Perfetti Van Melle India, a leading player in the confectionery sector, has demonstrated robust growth through its global and domestic brands. In an interview with BusinessLine, Nikhil Sharma, Managing Director of Perfetti Van Melle India, addressed several topics, including the impact of GST reforms on the confectionery market and the company’s premiumisation strategy.
Sharma noted that the confectionery industry, particularly in the sugar segment excluding chocolates, relies heavily on impulse purchases. “The industry doesn’t set trends; it follows them with a lag,” he explained. Although there were pressures in the last year, the GST reforms announced in September have revitalized the sector. The company reported a strong growth rate of high double digits in the past six months, attributing this to the reduction of the GST rate to 5% on candies and gums, which has positively affected cost structures and allowed for further innovations.

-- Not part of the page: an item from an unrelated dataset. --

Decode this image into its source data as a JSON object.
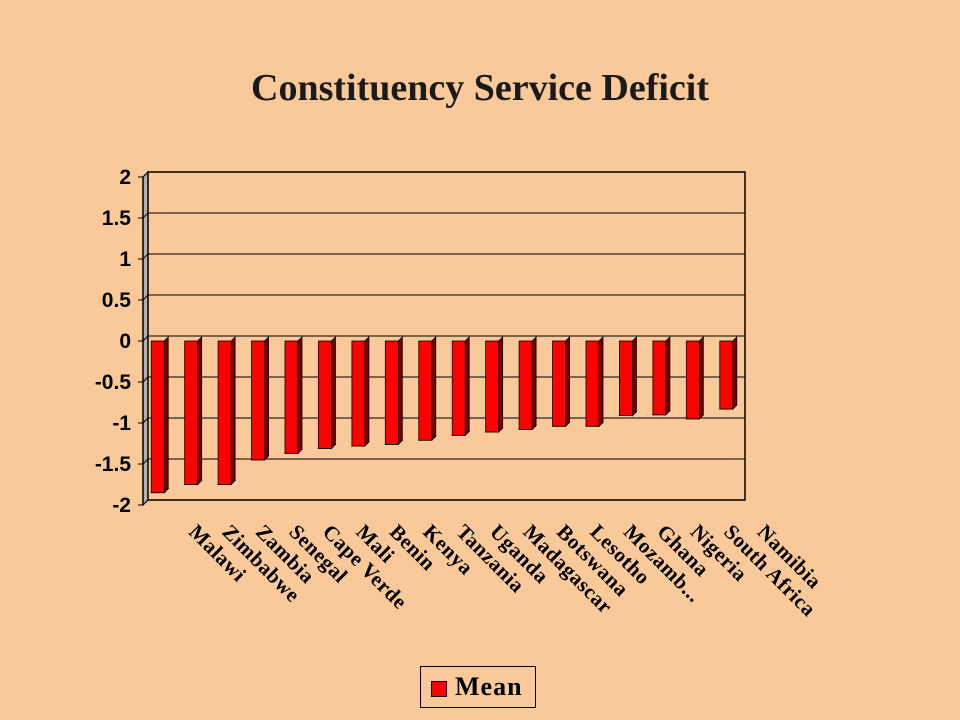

Regarding innovation, Sharma expressed optimism for new product launches at higher price points, specifically in the jellies segment, which is expanding globally, while the Indian market is just beginning to embrace it. “We’re at the forefront of innovation with a high share in that area,” he stated. While the company still offers products at ₹1, the premiumisation effort is gaining momentum, with the ₹5 and above price point now accounting for 30% of their portfolio. Perfetti aims to increase the availability of its premium products in more than the current half a million outlets where they are available.
Sharma shared ambitious revenue targets, citing a goal of reaching a turnover of ₹4,000 crore this year and aiming to double it in four years, a target he considers feasible given the company’s resources and capabilities. He emphasized Perfetti’s adeptness at managing cost pressures, especially due to their wide array of products, including those sold at ₹1.
Looking ahead, he acknowledged the challenges posed by rising packaging costs but indicated a focus on capitalizing on consumption trends. “We want to ride this wave and maintain our pricing strategy in the near term,” he remarked, while also noting potential impacts on profitability due to external pressures, though he remained hopeful that easing geopolitical tensions may improve the situation.
When discussing the performance of key brands, Sharma highlighted the success of global brands like Chupa Chups, Mentos, and Alpenliebe, alongside homegrown brands like Center Fresh, Center Fruit, and Happydent. He remarked on the company’s ongoing challenges with capacity for Happydent, emphasizing the strong growth potential of Mentos and Chupa Chups, which the company is eager to leverage. “We have a strong set of brands doing exceptionally well,” he concluded, underscoring their commitment to innovation and growth.